Historische Aufnahme des nördlichenDeckenfreskos kurz vor der Zerstörung.
Eines Kaisers würdig ...Ausstattung und Funktion der Grünen Galerie
Alle Teile der wandfesten Ausstattung der Galerie - Stuck, Schnitzerei, Konsolen und Türblätter - sind zu einer dekorativen Einheit zusammengefasst. Jedes Ornament und jede geschwungene Linie bildet einen Ton in einer harmonischen Gesamtkomposition. In diese fügten sich ursprünglich auch die ausgewählten Gemälde ein. Einen wesentlichen Beitrag zu dieser stimmigen Gesamtwirkung leistete das von Cuvillies entworfene System von Bilderrahmen: Er gestaltete eine Reihe von leicht variierenden Grundtypen. Die wiederkehrenden Schnitzmotive setzten die unterschiedlichen Gemälde miteinander und mit der übrigen Wanddekoration in Beziehung.
Die Anbringung von wandhohen Spiegeln erweiterte die Funktion der Galerie in charakteristischer Weise um den eines Spiegel- und Festsaals. In diesem konnten die Gäste des Kurfürsten gleichermaßen dem Kunstgenuss wie dem Gesellschaftsleben frönen.
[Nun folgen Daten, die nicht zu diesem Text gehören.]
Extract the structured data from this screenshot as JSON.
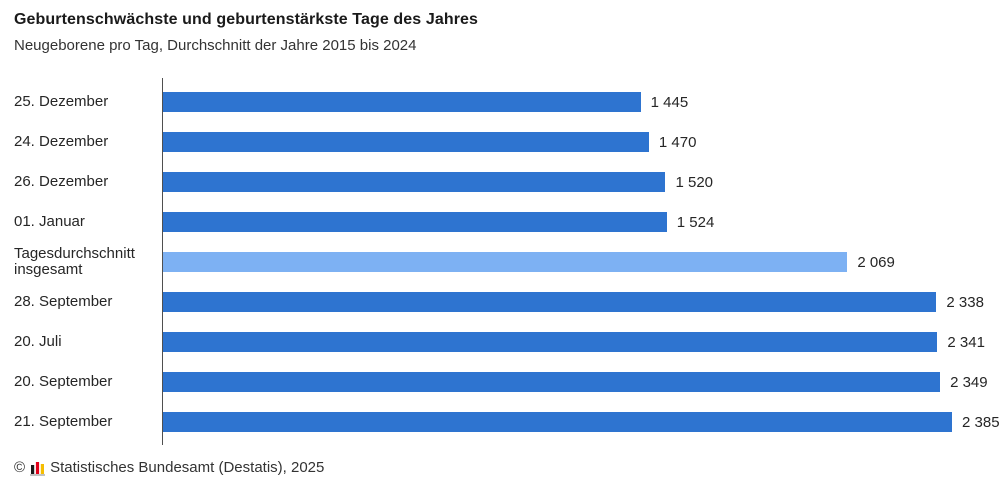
{
  "header": {
    "title": "Geburtenschwächste und geburtenstärkste Tage des Jahres",
    "subtitle": "Neugeborene pro Tag, Durchschnitt der Jahre 2015 bis 2024"
  },
  "chart_data": {
    "type": "bar",
    "orientation": "horizontal",
    "title": "Geburtenschwächste und geburtenstärkste Tage des Jahres",
    "subtitle": "Neugeborene pro Tag, Durchschnitt der Jahre 2015 bis 2024",
    "categories": [
      "25. Dezember",
      "24. Dezember",
      "26. Dezember",
      "01. Januar",
      "Tagesdurchschnitt insgesamt",
      "28. September",
      "20. Juli",
      "20. September",
      "21. September"
    ],
    "values": [
      1445,
      1470,
      1520,
      1524,
      2069,
      2338,
      2341,
      2349,
      2385
    ],
    "value_labels": [
      "1 445",
      "1 470",
      "1 520",
      "1 524",
      "2 069",
      "2 338",
      "2 341",
      "2 349",
      "2 385"
    ],
    "highlight_index": 4,
    "xlim": [
      0,
      2385
    ],
    "xlabel": "",
    "ylabel": "",
    "grid": false,
    "legend": false,
    "colors": {
      "bar": "#2E74D0",
      "highlight": "#7DB1F3",
      "axis": "#4F4F4F"
    }
  },
  "footer": {
    "copyright": "©",
    "source": "Statistisches Bundesamt (Destatis), 2025",
    "logo_colors": {
      "black": "#1a1a1a",
      "red": "#e2001a",
      "gold": "#f5bd00",
      "baseline": "#9a9a9a"
    }
  }
}
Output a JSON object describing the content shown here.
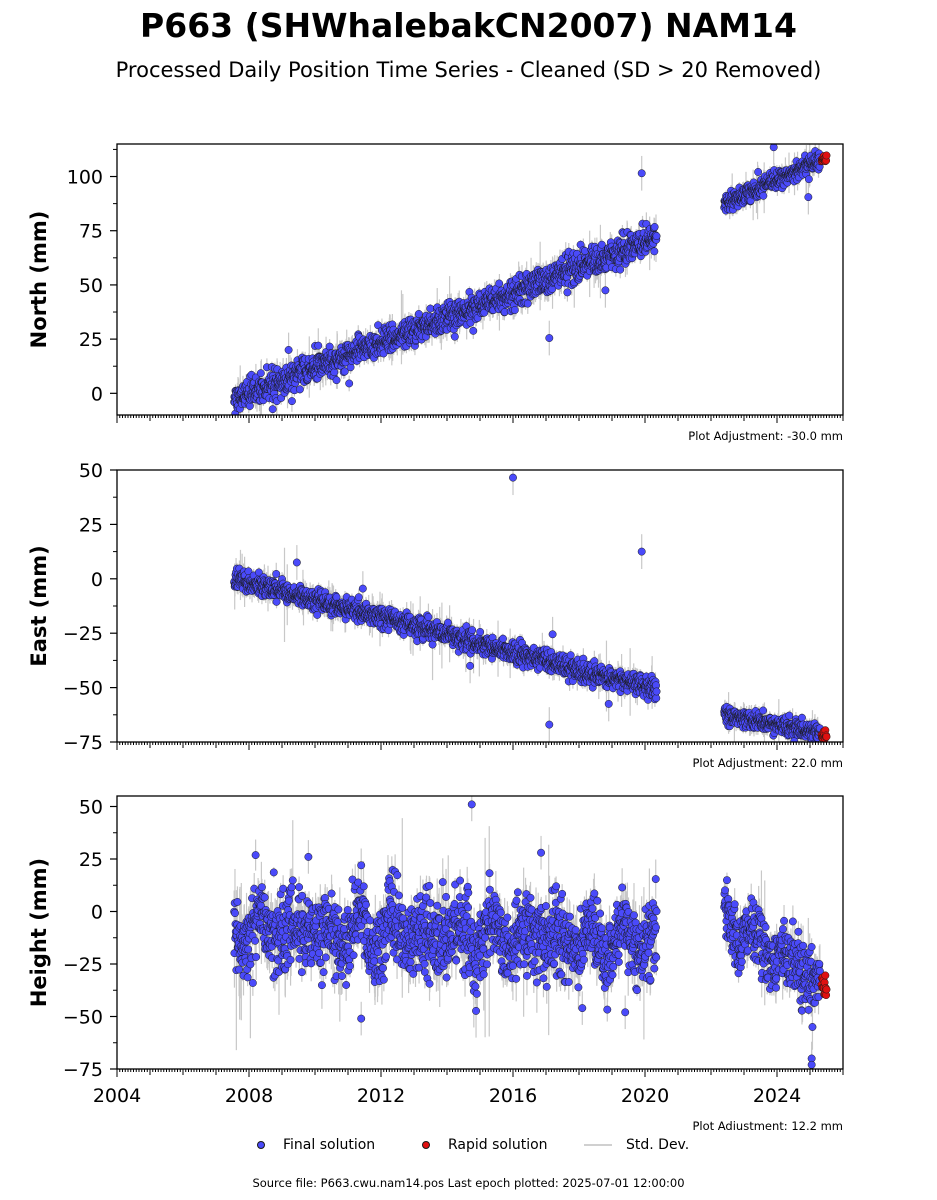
{
  "title": "P663 (SHWhalebakCN2007) NAM14",
  "subtitle": "Processed Daily Position Time Series - Cleaned (SD > 20 Removed)",
  "legend": {
    "final": "Final solution",
    "rapid": "Rapid solution",
    "std": "Std. Dev."
  },
  "source_line": "Source file: P663.cwu.nam14.pos  Last epoch plotted: 2025-07-01 12:00:00",
  "colors": {
    "final": "#4a4afa",
    "rapid": "#e01010",
    "std": "#c8c8c8",
    "edge": "#1a1a1a"
  },
  "chart_data": [
    {
      "type": "scatter",
      "id": "north",
      "ylabel": "North (mm)",
      "adjustment": "Plot Adjustment: -30.0 mm",
      "xlim": [
        2004.0,
        2026.0
      ],
      "ylim": [
        -10,
        115
      ],
      "yticks": [
        0,
        25,
        50,
        75,
        100
      ],
      "ytick_labels": [
        "0",
        "25",
        "50",
        "75",
        "100"
      ],
      "grid": false,
      "segments": [
        {
          "x_start": 2007.55,
          "x_end": 2020.35,
          "y_start": -3,
          "y_end": 72,
          "noise": 3.2
        },
        {
          "x_start": 2022.4,
          "x_end": 2025.3,
          "y_start": 87,
          "y_end": 108,
          "noise": 2.0
        }
      ],
      "outliers": [
        [
          2019.9,
          101.5
        ],
        [
          2017.1,
          25.5
        ],
        [
          2018.8,
          47.5
        ],
        [
          2023.9,
          113.5
        ],
        [
          2024.95,
          90.5
        ],
        [
          2009.2,
          20
        ],
        [
          2010.1,
          22
        ]
      ],
      "rapid": {
        "x_start": 2025.35,
        "x_end": 2025.5,
        "y": 108.5,
        "spread": 1.5
      }
    },
    {
      "type": "scatter",
      "id": "east",
      "ylabel": "East (mm)",
      "adjustment": "Plot Adjustment: 22.0 mm",
      "xlim": [
        2004.0,
        2026.0
      ],
      "ylim": [
        -75,
        50
      ],
      "yticks": [
        -75,
        -50,
        -25,
        0,
        25,
        50
      ],
      "ytick_labels": [
        "−75",
        "−50",
        "−25",
        "0",
        "25",
        "50"
      ],
      "grid": false,
      "segments": [
        {
          "x_start": 2007.55,
          "x_end": 2020.35,
          "y_start": 0,
          "y_end": -51,
          "noise": 2.3
        },
        {
          "x_start": 2022.4,
          "x_end": 2025.3,
          "y_start": -62,
          "y_end": -71,
          "noise": 2.0
        }
      ],
      "outliers": [
        [
          2016.0,
          46.5
        ],
        [
          2019.9,
          12.5
        ],
        [
          2009.45,
          7.5
        ],
        [
          2017.1,
          -67
        ],
        [
          2018.9,
          -57.5
        ],
        [
          2011.45,
          -4.5
        ],
        [
          2017.2,
          -25.5
        ],
        [
          2014.7,
          -40
        ]
      ],
      "rapid": {
        "x_start": 2025.35,
        "x_end": 2025.5,
        "y": -71.5,
        "spread": 2.0
      }
    },
    {
      "type": "scatter",
      "id": "height",
      "ylabel": "Height (mm)",
      "adjustment": "Plot Adjustment: 12.2 mm",
      "xlim": [
        2004.0,
        2026.0
      ],
      "ylim": [
        -75,
        55
      ],
      "yticks": [
        -75,
        -50,
        -25,
        0,
        25,
        50
      ],
      "ytick_labels": [
        "−75",
        "−50",
        "−25",
        "0",
        "25",
        "50"
      ],
      "xticks": [
        2004,
        2008,
        2012,
        2016,
        2020,
        2024
      ],
      "xtick_labels": [
        "2004",
        "2008",
        "2012",
        "2016",
        "2020",
        "2024"
      ],
      "grid": false,
      "segments": [
        {
          "x_start": 2007.55,
          "x_end": 2020.35,
          "y_start": -8,
          "y_end": -15,
          "noise": 9.0,
          "seasonal": 10
        },
        {
          "x_start": 2022.4,
          "x_end": 2025.3,
          "y_start": -5,
          "y_end": -33,
          "noise": 7.0,
          "seasonal": 8
        }
      ],
      "outliers": [
        [
          2014.75,
          51
        ],
        [
          2011.4,
          -51
        ],
        [
          2025.05,
          -70
        ],
        [
          2025.05,
          -73
        ],
        [
          2016.85,
          28
        ],
        [
          2009.8,
          26
        ],
        [
          2011.4,
          22
        ],
        [
          2018.1,
          -46
        ],
        [
          2019.4,
          -48
        ]
      ],
      "rapid": {
        "x_start": 2025.35,
        "x_end": 2025.5,
        "y": -35,
        "spread": 6.0
      }
    }
  ]
}
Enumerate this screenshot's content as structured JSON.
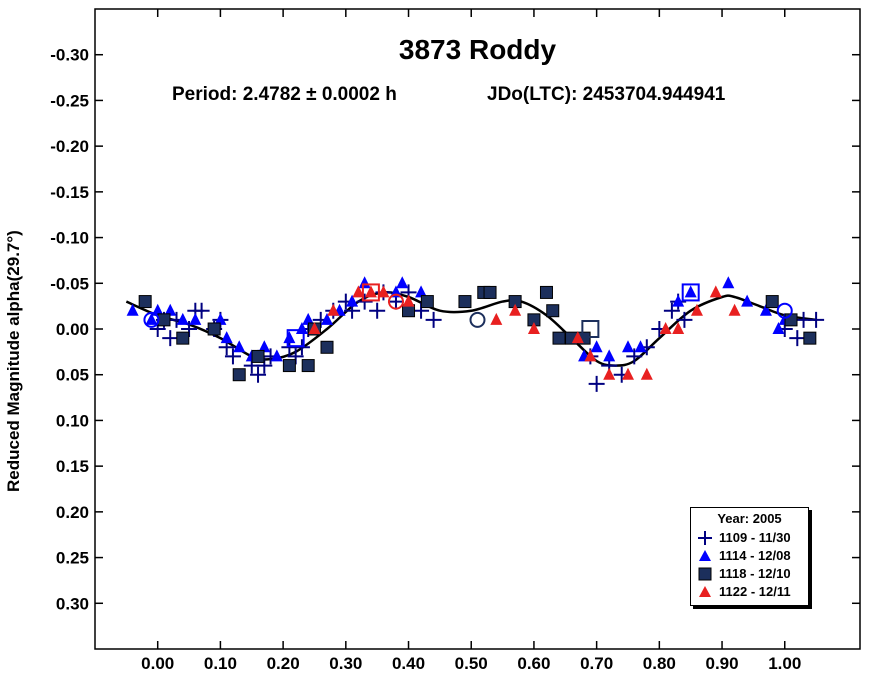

Auf den Konsoltischen und vor den Wänden der Galerie waren zahlreiche, aus Ostasien importierte Kunstgegenstände aufgereiht: Kostbare Porzellanvasen aus China und schimmernde japanische Lackkästen transportierten die phantastische Welt des fernen Orients in den Herrschaftsbereich der Wittelsbacher.
Die so überaus prunkvolle Ausstattung von Appartement und Galerie war nicht Selbstzweck. Vielmehr sollte sie die weitreichenden politischen Ambitionen des bayerischen Kurfürsten wirkungsvoll fördern Höchstes Ziel Karl Albrechts war der Erwerb der Kaiserkrone für sein Haus, die seit dem 15. Jahrhundert von den Habsburgern getragen wurde.
Der prachtvolle Ausbau seiner Residenz machte diesen Anspruch sichtbar. Cuvillies neue Räume mussten den zeremoniellen Anforderungen einer kaiserlichen Hofhaltung genügen. Gleichzeitig sollten sie eine Präsentation der Wittelsbacher Kunstsammlungen ermöglichen, die mit derjenigen der Habsburger Verwandten rivalisieren konnte.